Methods for text data

FSFC contains implementation of some feature selection algorithms working with text data. Main difference of such algorithms is that they accept SciPy Sparse Matrices as input. They can be computed using vectorizers from sklearn

Every algorithm can be imported either from it’s package or from the fsfc.text module

Chi-R algorithm

class fsfc.text.CHIR.CHIR(k, clusters, alpha=0.1, max_iter=1000)[source]

Bases: fsfc.base.KBestFeatureSelector

Chi-R feature selection algorithm for text clustering.

Uses Chi-square statistics to evaluate the importance of each feature and R-coefficient that normalises statistics features across the corpus.

Based on the article “Text clustering with feature selection by using statistical data.”.

Algorithm selects features in the following way:
  1. Find initial clustering of dataset.
  2. Compute Chi-R scores for each feature according to the article.
  3. Select top k features according to scores.
  4. Set weights for top features equal to 1 and for others to alpha.
  5. Recompute clustering. If it changes, repeat steps 2-5, otherwise return weights of features.
Parameters:
k: int

Number of features to select.

clusters: int

Expected number of clusters.

alpha: float (default 0.1)

Value of weight of irrelevant feature.

max_iter: int (default 1000)

Maximal number of iterations of the algorithm.

Methods

fit(x, *rest) Fit algorithm to dataset and select relevant features.
fit_transform(X[, y]) Fit to data, then transform it.
get_params([deep]) Get parameters for this estimator.
get_support([indices]) Get a mask, or integer index, of the features selected
inverse_transform(X) Reverse the transformation operation
set_params(**params) Set the parameters of this estimator.
transform(X) Reduce X to the selected features.
fit(x, *rest)[source]

Fit algorithm to dataset and select relevant features.

Parameters:
x: csr_matrix

SciPy Sparse Matrix representing terms contained in every sample. May be created by vectorizers from sklearn. Preferred choice is TF-IDF vectorizer.

Returns:
self: FTC

Returns itself to support chaining.

Frequent Term-based Clustering

class fsfc.text.FTC.FTC(minsup)[source]

Bases: fsfc.base.ClusteringFeatureSelector

Frequent Terms-based Clustering algorithm. Uses frequent termsets to find clusters and simultaneously select features which determine every cluster.

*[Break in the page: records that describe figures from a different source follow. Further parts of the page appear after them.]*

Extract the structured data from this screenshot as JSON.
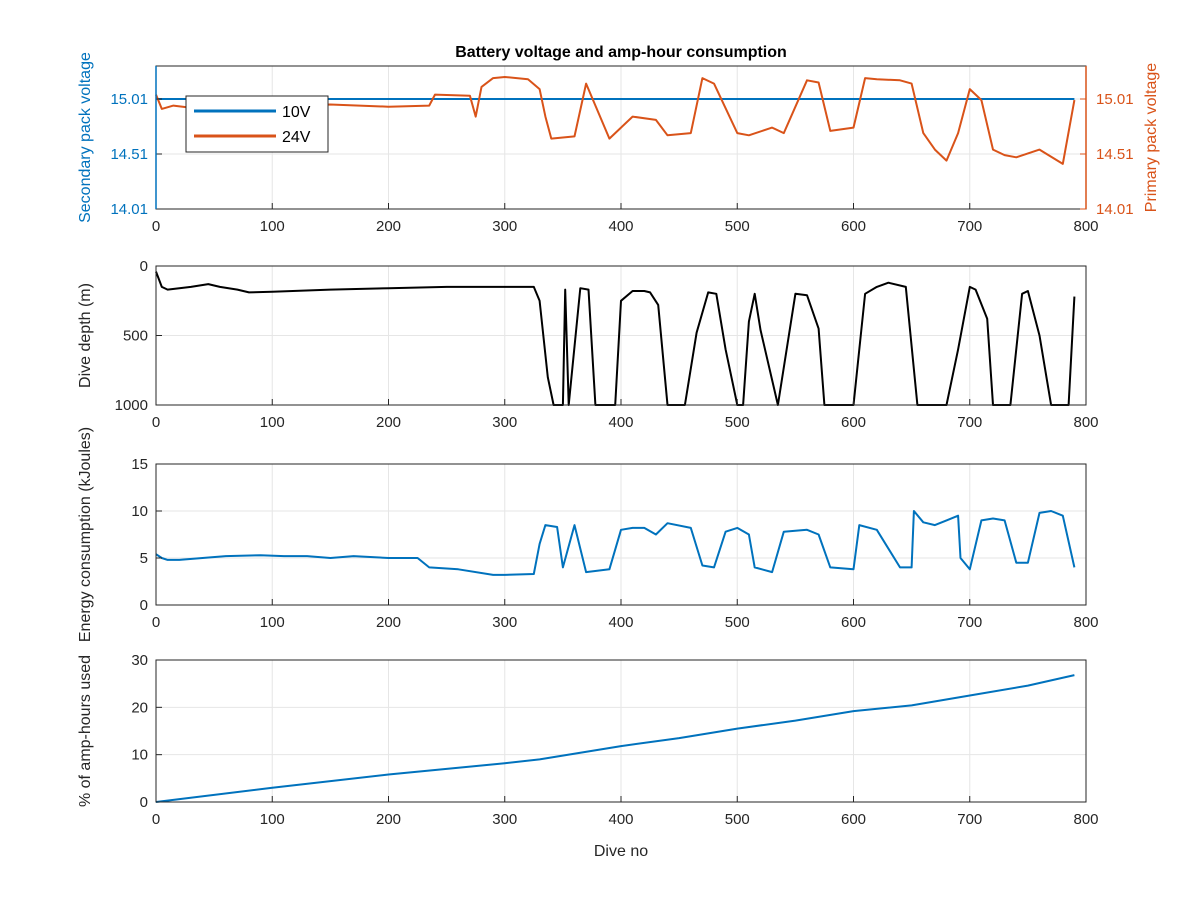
{
  "figure": {
    "title": "Battery voltage and amp-hour consumption"
  },
  "colors": {
    "blue": "#0072BD",
    "orange": "#D95319",
    "black": "#000000",
    "grid": "#e6e6e6",
    "axis": "#262626"
  },
  "chart_data": [
    {
      "type": "line",
      "title": "Battery voltage and amp-hour consumption",
      "xlabel": "",
      "ylabel_left": "Secondary pack voltage",
      "ylabel_right": "Primary pack voltage",
      "xlim": [
        0,
        800
      ],
      "ylim_left": [
        14.01,
        15.31
      ],
      "ylim_right": [
        14.01,
        15.31
      ],
      "xticks": [
        0,
        100,
        200,
        300,
        400,
        500,
        600,
        700,
        800
      ],
      "yticks_left": [
        14.01,
        14.51,
        15.01
      ],
      "yticks_right": [
        14.01,
        14.51,
        15.01
      ],
      "grid": true,
      "legend": {
        "location": "top-left",
        "entries": [
          "10V",
          "24V"
        ]
      },
      "series": [
        {
          "name": "10V",
          "axis": "left",
          "color": "#0072BD",
          "x": [
            0,
            790
          ],
          "y": [
            15.01,
            15.01
          ]
        },
        {
          "name": "24V",
          "axis": "right",
          "color": "#D95319",
          "x": [
            0,
            5,
            15,
            30,
            60,
            100,
            150,
            200,
            235,
            240,
            270,
            275,
            280,
            290,
            300,
            320,
            330,
            335,
            340,
            360,
            370,
            390,
            400,
            410,
            430,
            440,
            460,
            470,
            480,
            500,
            510,
            530,
            540,
            560,
            570,
            580,
            600,
            610,
            620,
            640,
            650,
            660,
            670,
            680,
            690,
            700,
            710,
            720,
            730,
            740,
            760,
            780,
            790
          ],
          "y": [
            15.05,
            14.92,
            14.95,
            14.93,
            14.95,
            14.95,
            14.96,
            14.94,
            14.95,
            15.05,
            15.04,
            14.85,
            15.12,
            15.2,
            15.21,
            15.19,
            15.1,
            14.85,
            14.65,
            14.67,
            15.15,
            14.65,
            14.75,
            14.85,
            14.82,
            14.68,
            14.7,
            15.2,
            15.15,
            14.7,
            14.68,
            14.75,
            14.7,
            15.18,
            15.16,
            14.72,
            14.75,
            15.2,
            15.19,
            15.18,
            15.15,
            14.7,
            14.55,
            14.45,
            14.7,
            15.1,
            15.0,
            14.55,
            14.5,
            14.48,
            14.55,
            14.42,
            15.0
          ]
        }
      ]
    },
    {
      "type": "line",
      "title": "",
      "xlabel": "",
      "ylabel": "Dive depth (m)",
      "xlim": [
        0,
        800
      ],
      "ylim": [
        0,
        1000
      ],
      "y_reversed": true,
      "xticks": [
        0,
        100,
        200,
        300,
        400,
        500,
        600,
        700,
        800
      ],
      "yticks": [
        0,
        500,
        1000
      ],
      "grid": true,
      "series": [
        {
          "name": "",
          "color": "#000000",
          "x": [
            0,
            5,
            10,
            20,
            30,
            45,
            55,
            70,
            80,
            100,
            150,
            200,
            250,
            300,
            325,
            330,
            337,
            342,
            350,
            352,
            355,
            365,
            372,
            378,
            395,
            400,
            410,
            420,
            425,
            432,
            440,
            455,
            465,
            475,
            482,
            490,
            500,
            505,
            510,
            515,
            520,
            535,
            550,
            560,
            570,
            575,
            590,
            600,
            610,
            620,
            630,
            645,
            655,
            680,
            690,
            700,
            705,
            715,
            720,
            735,
            745,
            750,
            760,
            770,
            785,
            790
          ],
          "y": [
            40,
            150,
            170,
            160,
            150,
            130,
            150,
            170,
            190,
            185,
            170,
            160,
            150,
            150,
            150,
            250,
            800,
            1000,
            1000,
            170,
            1000,
            160,
            170,
            1000,
            1000,
            250,
            180,
            180,
            190,
            280,
            1000,
            1000,
            480,
            190,
            200,
            600,
            1000,
            1000,
            400,
            200,
            460,
            1000,
            200,
            210,
            450,
            1000,
            1000,
            1000,
            200,
            150,
            120,
            150,
            1000,
            1000,
            600,
            150,
            170,
            380,
            1000,
            1000,
            200,
            180,
            500,
            1000,
            1000,
            220
          ]
        }
      ]
    },
    {
      "type": "line",
      "title": "",
      "xlabel": "",
      "ylabel": "Energy consumption (kJoules)",
      "xlim": [
        0,
        800
      ],
      "ylim": [
        0,
        15
      ],
      "xticks": [
        0,
        100,
        200,
        300,
        400,
        500,
        600,
        700,
        800
      ],
      "yticks": [
        0,
        5,
        10,
        15
      ],
      "grid": true,
      "series": [
        {
          "name": "",
          "color": "#0072BD",
          "x": [
            0,
            5,
            10,
            20,
            40,
            60,
            90,
            110,
            130,
            150,
            170,
            200,
            225,
            235,
            260,
            290,
            300,
            325,
            330,
            335,
            345,
            350,
            360,
            370,
            390,
            400,
            410,
            420,
            430,
            440,
            460,
            470,
            480,
            490,
            500,
            510,
            515,
            530,
            540,
            560,
            570,
            580,
            600,
            605,
            620,
            640,
            650,
            652,
            660,
            670,
            680,
            690,
            692,
            700,
            710,
            720,
            730,
            740,
            750,
            760,
            770,
            780,
            790
          ],
          "y": [
            5.4,
            5.0,
            4.8,
            4.8,
            5.0,
            5.2,
            5.3,
            5.2,
            5.2,
            5.0,
            5.2,
            5.0,
            5.0,
            4.0,
            3.8,
            3.2,
            3.2,
            3.3,
            6.5,
            8.5,
            8.3,
            4.0,
            8.5,
            3.5,
            3.8,
            8.0,
            8.2,
            8.2,
            7.5,
            8.7,
            8.2,
            4.2,
            4.0,
            7.8,
            8.2,
            7.5,
            4.0,
            3.5,
            7.8,
            8.0,
            7.5,
            4.0,
            3.8,
            8.5,
            8.0,
            4.0,
            4.0,
            10.0,
            8.8,
            8.5,
            9.0,
            9.5,
            5.0,
            3.8,
            9.0,
            9.2,
            9.0,
            4.5,
            4.5,
            9.8,
            10.0,
            9.5,
            4.0
          ]
        }
      ]
    },
    {
      "type": "line",
      "title": "",
      "xlabel": "Dive no",
      "ylabel": "% of amp-hours used",
      "xlim": [
        0,
        800
      ],
      "ylim": [
        0,
        30
      ],
      "xticks": [
        0,
        100,
        200,
        300,
        400,
        500,
        600,
        700,
        800
      ],
      "yticks": [
        0,
        10,
        20,
        30
      ],
      "grid": true,
      "series": [
        {
          "name": "",
          "color": "#0072BD",
          "x": [
            0,
            100,
            200,
            300,
            330,
            400,
            450,
            500,
            550,
            600,
            650,
            700,
            750,
            790
          ],
          "y": [
            0,
            3.0,
            5.8,
            8.2,
            9.0,
            11.8,
            13.5,
            15.5,
            17.2,
            19.2,
            20.4,
            22.5,
            24.6,
            26.8
          ]
        }
      ]
    }
  ]
}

Based on the article “Frequent term-based text clustering”.

FTS is a set of terms that appear in some part of all samples in dataset. We will say that FTS covers sample if every term of FTS is contained in the sample.

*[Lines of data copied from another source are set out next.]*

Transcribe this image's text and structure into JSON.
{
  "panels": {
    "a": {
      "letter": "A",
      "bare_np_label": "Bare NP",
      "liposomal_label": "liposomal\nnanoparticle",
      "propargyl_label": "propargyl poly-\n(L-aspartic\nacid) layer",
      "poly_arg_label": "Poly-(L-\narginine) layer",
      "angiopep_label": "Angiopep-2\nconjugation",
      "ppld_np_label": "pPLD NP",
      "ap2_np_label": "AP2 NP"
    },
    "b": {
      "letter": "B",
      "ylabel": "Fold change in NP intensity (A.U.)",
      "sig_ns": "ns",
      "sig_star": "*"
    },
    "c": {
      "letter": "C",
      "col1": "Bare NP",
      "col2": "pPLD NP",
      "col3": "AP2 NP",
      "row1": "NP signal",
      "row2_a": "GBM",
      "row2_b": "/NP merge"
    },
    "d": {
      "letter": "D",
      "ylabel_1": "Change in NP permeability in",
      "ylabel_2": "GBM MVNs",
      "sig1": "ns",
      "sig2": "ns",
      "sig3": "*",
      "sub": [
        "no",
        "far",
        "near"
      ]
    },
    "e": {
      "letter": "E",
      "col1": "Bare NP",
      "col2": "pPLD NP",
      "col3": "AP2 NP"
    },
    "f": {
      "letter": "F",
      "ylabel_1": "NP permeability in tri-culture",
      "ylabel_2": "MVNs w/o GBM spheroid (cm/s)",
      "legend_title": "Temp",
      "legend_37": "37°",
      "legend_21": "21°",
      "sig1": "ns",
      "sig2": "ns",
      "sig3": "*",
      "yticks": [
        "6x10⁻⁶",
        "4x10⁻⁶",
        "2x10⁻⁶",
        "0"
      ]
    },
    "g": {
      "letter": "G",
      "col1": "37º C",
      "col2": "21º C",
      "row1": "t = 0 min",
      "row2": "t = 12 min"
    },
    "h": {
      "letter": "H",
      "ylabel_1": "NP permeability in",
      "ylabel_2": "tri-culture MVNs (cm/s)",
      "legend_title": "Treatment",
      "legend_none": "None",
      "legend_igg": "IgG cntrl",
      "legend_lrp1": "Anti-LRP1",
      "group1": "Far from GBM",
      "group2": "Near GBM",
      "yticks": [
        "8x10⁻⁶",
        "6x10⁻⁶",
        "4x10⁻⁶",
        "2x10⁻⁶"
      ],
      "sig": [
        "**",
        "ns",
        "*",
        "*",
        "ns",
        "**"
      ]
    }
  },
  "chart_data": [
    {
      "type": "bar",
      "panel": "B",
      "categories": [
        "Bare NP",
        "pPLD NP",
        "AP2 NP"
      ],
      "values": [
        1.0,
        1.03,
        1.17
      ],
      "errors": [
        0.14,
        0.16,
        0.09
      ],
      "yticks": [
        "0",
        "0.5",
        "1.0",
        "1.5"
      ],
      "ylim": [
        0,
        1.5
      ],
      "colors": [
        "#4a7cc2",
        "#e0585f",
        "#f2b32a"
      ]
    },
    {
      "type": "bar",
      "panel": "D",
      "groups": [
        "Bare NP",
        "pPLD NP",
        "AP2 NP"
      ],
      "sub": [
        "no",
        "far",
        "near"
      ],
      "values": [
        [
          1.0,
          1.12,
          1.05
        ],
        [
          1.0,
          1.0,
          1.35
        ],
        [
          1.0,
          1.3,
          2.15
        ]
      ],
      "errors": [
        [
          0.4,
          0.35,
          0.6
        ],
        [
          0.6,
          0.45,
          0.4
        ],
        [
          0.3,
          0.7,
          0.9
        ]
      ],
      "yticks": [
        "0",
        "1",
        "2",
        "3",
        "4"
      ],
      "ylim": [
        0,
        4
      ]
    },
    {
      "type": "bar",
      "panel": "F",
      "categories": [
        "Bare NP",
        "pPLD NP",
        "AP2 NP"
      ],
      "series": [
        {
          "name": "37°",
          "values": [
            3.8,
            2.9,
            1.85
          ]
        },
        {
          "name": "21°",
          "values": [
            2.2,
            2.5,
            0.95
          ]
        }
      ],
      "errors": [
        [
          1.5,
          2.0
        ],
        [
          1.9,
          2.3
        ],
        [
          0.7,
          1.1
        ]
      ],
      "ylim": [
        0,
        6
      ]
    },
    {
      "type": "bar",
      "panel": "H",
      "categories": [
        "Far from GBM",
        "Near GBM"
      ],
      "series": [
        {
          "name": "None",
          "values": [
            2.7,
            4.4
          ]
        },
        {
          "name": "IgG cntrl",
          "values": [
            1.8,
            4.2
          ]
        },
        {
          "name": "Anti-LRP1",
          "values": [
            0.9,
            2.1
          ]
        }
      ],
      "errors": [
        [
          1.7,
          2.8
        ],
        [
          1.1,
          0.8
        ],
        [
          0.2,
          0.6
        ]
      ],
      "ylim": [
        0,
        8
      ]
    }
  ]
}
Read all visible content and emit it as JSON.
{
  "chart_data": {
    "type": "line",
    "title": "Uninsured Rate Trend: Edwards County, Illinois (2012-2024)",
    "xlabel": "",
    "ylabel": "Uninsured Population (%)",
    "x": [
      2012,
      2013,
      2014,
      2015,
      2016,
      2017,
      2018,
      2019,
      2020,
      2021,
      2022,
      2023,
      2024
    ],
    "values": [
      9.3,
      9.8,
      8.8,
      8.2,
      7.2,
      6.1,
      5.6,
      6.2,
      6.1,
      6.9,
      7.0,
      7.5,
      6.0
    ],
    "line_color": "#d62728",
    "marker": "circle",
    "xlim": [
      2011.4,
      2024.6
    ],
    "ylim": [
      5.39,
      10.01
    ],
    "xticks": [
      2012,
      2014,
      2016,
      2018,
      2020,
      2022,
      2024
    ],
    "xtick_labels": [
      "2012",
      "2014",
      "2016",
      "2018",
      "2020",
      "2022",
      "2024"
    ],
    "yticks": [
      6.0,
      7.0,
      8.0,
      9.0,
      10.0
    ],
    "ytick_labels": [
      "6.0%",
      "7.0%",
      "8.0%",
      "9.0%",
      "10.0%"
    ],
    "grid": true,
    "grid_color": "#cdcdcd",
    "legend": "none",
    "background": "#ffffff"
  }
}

Algorithm does clustering in the following way:
  1. Find all FTS for dataset with specified minsup. Elements of FTS are terms, i.e. features of dataset.
  2. Find FTS that has the lowest Entropy Overlap with the rest clusters with respect to dataset. It’s shown in the paper that such FTS will explain data the best.
  3. Add this FTS to clustering, remove from dataset samples covered by it, repeat steps 2 and 3.
  4. Assign clusters to samples. Sample belongs to a cluster defined by FTS if FTS covers sample.
  5. Scores of features are 1 if feature belongs to any FTS and 0 otherwise.
Parameters:
minsup: float

Part of the dataset which should be covered by each FTS.

Methods

fit(x, *rest) Fit algorithm to dataset, find clusters and select relevant features.
fit_predict(X[, y]) Performs clustering on X and returns cluster labels.
fit_transform(X[, y]) Fit to data, then transform it.
get_params([deep]) Get parameters for this estimator.
get_support([indices]) Get a mask, or integer index, of the features selected
inverse_transform(X) Reverse the transformation operation
set_params(**params) Set the parameters of this estimator.
transform(X) Reduce X to the selected features.
fit(x, *rest)[source]

Fit algorithm to dataset, find clusters and select relevant features.

Parameters:
x: csr_matrix

SciPy Sparse Matrix representing terms contained in every sample. May be created by vectorizers from sklearn.

Returns:
self: FTC

Returns itself to support chaining.